Absorption occurs in the small intestine, by passive diffusion. Absorption of nitrofurans from the distal segment of the small intestine exceeds the absorption from the proximal and middle segments, respectively, 2 and 4 times (should be taken into account in the simultaneous treatment of urogenital infections and diseases, gastrointestinal tract, including chronic enteritis). Nitrofurans are poorly absorbed in the large intestine.
Furamag, being a mixture of potassium furosidine and magnesium hydroxycarbonate in the ratio 1: 1, with oral administration has a higher bioavailability than simple furazidine (after taking Furamag® capsule in an acidic stomach environment the conversion of potassium furozidine into poorly soluble furazidine).
In organism furazidine distributed evenly. Clinically important is the high content of the active substance in the lymph (delaying the spread of infection through the lymphatic ways). In bile, its concentration is several times higher than in serum, and in CSF it is several times lower than in serum. In saliva, the content of furazidine is 30% of its serum concentration. The concentration of furazidine in the blood and tissues is relatively small, which is due to its rapid release, while the concentration in the urine is much higher than in the blood. The maximum concentration in the blood is kept from 3 to 7 or 8 hours, in the urine furazidine is found 3-4 hours after application.

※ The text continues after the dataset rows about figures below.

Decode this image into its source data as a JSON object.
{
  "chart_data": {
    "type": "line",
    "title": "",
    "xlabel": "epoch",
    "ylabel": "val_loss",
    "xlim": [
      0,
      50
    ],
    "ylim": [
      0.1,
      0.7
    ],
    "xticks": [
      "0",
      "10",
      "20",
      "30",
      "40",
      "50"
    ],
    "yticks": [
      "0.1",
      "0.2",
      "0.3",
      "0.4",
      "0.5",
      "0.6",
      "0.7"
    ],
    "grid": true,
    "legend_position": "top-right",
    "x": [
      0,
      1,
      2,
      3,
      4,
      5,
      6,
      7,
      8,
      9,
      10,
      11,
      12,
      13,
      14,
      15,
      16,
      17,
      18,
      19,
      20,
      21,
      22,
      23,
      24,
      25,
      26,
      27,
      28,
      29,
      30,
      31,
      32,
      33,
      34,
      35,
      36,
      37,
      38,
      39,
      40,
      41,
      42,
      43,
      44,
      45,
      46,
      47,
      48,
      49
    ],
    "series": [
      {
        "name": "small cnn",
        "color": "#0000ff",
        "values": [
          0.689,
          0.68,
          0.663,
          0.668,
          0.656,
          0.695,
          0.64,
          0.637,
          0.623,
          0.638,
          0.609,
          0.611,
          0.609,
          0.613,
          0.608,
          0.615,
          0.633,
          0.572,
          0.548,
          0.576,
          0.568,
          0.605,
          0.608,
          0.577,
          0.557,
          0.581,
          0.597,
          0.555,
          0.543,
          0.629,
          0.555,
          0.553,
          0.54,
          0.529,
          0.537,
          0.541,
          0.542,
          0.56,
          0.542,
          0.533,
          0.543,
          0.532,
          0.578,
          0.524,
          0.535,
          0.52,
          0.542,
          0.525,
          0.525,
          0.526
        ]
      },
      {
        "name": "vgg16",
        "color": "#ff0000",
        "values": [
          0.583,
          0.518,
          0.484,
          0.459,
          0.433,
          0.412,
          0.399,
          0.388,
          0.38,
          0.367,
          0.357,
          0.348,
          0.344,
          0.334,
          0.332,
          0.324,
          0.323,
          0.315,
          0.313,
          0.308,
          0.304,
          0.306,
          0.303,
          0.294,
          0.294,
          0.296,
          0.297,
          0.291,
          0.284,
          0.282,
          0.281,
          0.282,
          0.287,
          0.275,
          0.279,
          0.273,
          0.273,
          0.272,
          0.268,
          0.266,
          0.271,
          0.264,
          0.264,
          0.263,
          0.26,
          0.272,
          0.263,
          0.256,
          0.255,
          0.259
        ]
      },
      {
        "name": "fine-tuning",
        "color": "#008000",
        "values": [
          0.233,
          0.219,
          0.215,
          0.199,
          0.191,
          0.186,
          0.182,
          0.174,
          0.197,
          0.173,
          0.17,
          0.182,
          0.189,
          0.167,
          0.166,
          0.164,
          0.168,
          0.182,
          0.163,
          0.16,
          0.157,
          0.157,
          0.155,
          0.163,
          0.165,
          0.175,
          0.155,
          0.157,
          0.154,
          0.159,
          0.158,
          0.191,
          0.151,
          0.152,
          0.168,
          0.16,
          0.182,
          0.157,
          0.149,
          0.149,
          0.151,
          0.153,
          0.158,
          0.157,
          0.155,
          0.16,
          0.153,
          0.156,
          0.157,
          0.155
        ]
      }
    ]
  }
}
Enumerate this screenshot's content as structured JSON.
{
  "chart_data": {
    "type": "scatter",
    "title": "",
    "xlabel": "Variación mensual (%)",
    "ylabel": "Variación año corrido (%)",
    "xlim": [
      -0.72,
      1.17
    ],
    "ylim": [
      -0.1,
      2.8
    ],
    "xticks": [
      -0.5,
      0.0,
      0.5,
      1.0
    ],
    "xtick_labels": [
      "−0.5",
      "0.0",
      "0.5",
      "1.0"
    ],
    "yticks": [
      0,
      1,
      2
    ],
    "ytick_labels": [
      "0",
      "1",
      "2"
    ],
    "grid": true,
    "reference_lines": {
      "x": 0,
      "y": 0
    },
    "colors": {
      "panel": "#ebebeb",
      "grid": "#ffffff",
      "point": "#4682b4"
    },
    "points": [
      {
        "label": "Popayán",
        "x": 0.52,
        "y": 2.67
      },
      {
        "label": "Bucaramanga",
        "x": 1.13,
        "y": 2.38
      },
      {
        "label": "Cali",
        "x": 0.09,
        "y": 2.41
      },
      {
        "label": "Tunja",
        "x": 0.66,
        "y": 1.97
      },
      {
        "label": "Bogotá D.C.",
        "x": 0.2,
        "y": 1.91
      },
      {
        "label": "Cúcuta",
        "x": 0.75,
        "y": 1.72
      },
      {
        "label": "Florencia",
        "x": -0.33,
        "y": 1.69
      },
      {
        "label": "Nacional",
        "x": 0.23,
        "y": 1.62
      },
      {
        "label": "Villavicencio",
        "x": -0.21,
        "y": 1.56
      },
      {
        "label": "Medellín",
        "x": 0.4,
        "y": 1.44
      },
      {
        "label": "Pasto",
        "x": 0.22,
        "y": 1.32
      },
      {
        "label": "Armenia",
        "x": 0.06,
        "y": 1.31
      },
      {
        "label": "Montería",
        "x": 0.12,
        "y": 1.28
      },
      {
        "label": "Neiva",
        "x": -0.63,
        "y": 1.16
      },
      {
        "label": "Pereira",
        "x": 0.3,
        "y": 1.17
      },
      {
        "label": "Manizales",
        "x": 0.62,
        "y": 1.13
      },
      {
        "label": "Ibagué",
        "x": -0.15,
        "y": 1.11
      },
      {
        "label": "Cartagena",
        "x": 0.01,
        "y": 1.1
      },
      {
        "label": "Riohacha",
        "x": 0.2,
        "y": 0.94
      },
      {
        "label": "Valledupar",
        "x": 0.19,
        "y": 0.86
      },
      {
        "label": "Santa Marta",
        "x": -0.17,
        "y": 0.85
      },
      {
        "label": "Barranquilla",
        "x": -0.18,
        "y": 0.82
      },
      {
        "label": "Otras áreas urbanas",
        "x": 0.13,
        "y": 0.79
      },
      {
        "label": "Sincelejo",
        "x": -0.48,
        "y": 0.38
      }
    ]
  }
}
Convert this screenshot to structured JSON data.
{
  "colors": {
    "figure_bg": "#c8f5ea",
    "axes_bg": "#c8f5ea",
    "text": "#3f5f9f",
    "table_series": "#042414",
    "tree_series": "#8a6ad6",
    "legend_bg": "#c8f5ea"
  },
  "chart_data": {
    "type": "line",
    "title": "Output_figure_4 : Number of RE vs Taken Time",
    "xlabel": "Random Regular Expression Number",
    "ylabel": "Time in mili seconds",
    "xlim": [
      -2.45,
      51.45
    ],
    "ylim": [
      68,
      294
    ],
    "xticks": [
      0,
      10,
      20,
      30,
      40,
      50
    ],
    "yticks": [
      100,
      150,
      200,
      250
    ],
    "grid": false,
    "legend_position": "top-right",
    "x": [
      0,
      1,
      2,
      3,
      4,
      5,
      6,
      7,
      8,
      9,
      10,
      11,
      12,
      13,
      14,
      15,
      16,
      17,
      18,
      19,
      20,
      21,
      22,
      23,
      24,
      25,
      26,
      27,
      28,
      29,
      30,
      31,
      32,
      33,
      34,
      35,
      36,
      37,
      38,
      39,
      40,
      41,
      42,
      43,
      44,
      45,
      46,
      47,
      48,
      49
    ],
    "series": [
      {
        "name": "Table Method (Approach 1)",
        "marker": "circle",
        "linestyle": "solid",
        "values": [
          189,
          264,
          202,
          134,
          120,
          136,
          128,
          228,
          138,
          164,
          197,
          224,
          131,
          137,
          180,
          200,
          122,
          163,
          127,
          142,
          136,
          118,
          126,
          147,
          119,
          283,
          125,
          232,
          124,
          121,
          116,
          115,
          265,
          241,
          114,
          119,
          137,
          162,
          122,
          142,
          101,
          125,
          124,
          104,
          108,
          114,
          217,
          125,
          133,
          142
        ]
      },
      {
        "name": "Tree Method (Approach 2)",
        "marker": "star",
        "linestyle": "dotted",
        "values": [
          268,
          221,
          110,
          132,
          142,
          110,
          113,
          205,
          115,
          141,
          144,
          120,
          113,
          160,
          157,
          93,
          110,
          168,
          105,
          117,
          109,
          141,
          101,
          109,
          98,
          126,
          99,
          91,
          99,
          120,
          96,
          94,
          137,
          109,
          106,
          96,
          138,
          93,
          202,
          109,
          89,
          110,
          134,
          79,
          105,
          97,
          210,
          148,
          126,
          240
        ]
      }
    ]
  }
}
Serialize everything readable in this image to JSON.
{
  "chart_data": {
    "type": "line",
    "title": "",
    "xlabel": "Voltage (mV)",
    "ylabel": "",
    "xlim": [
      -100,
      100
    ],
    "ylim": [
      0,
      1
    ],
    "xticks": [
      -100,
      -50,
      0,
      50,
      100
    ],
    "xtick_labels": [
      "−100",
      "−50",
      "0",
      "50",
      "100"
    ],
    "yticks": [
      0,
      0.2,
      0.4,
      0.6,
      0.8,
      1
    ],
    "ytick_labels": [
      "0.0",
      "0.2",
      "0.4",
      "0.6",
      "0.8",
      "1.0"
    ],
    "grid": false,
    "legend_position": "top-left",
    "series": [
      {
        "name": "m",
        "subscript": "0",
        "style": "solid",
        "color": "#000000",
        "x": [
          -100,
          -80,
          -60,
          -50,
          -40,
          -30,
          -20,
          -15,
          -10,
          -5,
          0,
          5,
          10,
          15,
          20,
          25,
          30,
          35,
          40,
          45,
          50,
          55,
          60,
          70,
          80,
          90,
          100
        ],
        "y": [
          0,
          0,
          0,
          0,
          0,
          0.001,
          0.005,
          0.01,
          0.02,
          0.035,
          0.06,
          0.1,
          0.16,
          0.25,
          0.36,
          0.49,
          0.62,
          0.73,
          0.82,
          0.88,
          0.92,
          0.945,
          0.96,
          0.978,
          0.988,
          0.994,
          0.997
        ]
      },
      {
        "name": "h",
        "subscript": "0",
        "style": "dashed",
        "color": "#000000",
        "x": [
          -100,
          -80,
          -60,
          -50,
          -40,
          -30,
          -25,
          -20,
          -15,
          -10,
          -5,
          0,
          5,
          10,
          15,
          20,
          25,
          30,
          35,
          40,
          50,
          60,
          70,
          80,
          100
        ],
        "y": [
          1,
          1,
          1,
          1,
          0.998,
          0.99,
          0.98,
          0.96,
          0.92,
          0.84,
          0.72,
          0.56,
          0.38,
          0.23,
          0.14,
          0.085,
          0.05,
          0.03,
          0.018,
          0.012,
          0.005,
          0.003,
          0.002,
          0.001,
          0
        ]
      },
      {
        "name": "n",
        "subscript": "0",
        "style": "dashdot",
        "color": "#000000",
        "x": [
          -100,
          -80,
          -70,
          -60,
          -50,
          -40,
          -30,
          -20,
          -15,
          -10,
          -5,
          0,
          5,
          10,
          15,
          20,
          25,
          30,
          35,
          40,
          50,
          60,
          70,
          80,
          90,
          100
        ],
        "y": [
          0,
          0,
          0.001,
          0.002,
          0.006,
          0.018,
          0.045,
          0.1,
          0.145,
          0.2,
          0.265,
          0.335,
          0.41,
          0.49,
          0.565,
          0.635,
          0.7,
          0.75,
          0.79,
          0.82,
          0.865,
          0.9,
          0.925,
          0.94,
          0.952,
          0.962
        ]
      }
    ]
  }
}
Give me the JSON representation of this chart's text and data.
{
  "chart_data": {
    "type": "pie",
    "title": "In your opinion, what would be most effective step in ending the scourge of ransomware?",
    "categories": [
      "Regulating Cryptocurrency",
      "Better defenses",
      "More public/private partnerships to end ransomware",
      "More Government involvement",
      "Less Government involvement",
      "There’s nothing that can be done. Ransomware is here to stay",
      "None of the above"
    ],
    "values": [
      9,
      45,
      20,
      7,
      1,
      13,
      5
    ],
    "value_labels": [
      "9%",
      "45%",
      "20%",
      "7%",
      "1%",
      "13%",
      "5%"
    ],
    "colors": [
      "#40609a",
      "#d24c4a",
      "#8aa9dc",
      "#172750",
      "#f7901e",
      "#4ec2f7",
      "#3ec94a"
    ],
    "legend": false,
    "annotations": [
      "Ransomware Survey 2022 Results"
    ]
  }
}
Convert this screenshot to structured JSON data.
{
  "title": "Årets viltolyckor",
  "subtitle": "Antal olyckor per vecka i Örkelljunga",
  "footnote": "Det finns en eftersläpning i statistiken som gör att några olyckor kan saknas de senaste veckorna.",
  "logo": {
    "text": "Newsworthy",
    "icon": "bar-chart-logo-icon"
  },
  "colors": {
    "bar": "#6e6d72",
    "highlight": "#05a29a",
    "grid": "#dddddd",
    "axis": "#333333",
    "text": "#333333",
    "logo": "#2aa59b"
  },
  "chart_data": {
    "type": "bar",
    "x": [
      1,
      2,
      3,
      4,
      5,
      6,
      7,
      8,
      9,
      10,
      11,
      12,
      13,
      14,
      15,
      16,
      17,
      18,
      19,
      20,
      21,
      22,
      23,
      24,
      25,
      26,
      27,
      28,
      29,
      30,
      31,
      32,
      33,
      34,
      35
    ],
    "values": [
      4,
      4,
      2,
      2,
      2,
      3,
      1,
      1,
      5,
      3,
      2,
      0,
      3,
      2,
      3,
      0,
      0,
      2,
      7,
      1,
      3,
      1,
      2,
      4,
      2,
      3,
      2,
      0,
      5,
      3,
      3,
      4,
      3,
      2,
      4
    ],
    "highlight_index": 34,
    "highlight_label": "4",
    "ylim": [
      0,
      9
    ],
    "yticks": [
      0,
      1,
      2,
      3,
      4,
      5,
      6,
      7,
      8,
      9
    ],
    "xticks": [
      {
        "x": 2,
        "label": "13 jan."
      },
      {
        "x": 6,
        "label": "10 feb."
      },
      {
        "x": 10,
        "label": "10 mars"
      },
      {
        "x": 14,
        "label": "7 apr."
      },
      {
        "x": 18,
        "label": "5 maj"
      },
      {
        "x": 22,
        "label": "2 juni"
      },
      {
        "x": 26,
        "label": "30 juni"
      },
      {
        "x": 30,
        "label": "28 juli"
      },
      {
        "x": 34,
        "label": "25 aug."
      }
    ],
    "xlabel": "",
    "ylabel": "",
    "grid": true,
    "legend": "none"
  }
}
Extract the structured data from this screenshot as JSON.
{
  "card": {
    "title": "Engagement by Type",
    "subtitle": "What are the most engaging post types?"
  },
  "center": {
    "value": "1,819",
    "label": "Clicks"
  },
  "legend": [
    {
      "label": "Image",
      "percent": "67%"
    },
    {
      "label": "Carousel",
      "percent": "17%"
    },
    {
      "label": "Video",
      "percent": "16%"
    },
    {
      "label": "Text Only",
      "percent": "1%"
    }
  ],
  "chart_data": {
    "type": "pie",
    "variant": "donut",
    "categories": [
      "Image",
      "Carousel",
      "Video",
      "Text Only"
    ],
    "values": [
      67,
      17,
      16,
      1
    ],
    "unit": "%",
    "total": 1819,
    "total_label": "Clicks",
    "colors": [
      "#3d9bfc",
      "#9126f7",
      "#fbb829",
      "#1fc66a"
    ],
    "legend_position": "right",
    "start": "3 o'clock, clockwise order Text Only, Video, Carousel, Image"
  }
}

In contrast to nitrofurantoin (furadonin), after the adoption of Furamag®, the pH of urine does not change. Four hours after taking the drug Furamag®, the concentration of furazidine in the urine is significantly higher than the concentration that is formed after taking the same dose of the drug Furagin. Kidney secretion occurs by glomerular filtration and tubular secretion (85%), partially subjected to reverse reabsorption in tubules.At low concentrations of furazidine in the urine, the filtration and secretion process predominates, at high concentrations the secretion decreases and reabsorption increases. Furazidine, being a weak acid, does not dissociate in acidic urine, undergoes intensive reabsorption, which can increase the development of systemic side effects. With alkalization of urine, excretion of furazidine is enhanced. Furazidine slightly biotransformed (less than 10% of the administered dose), with a decrease in excretory function of the kidneys, the intensity of metabolism increases.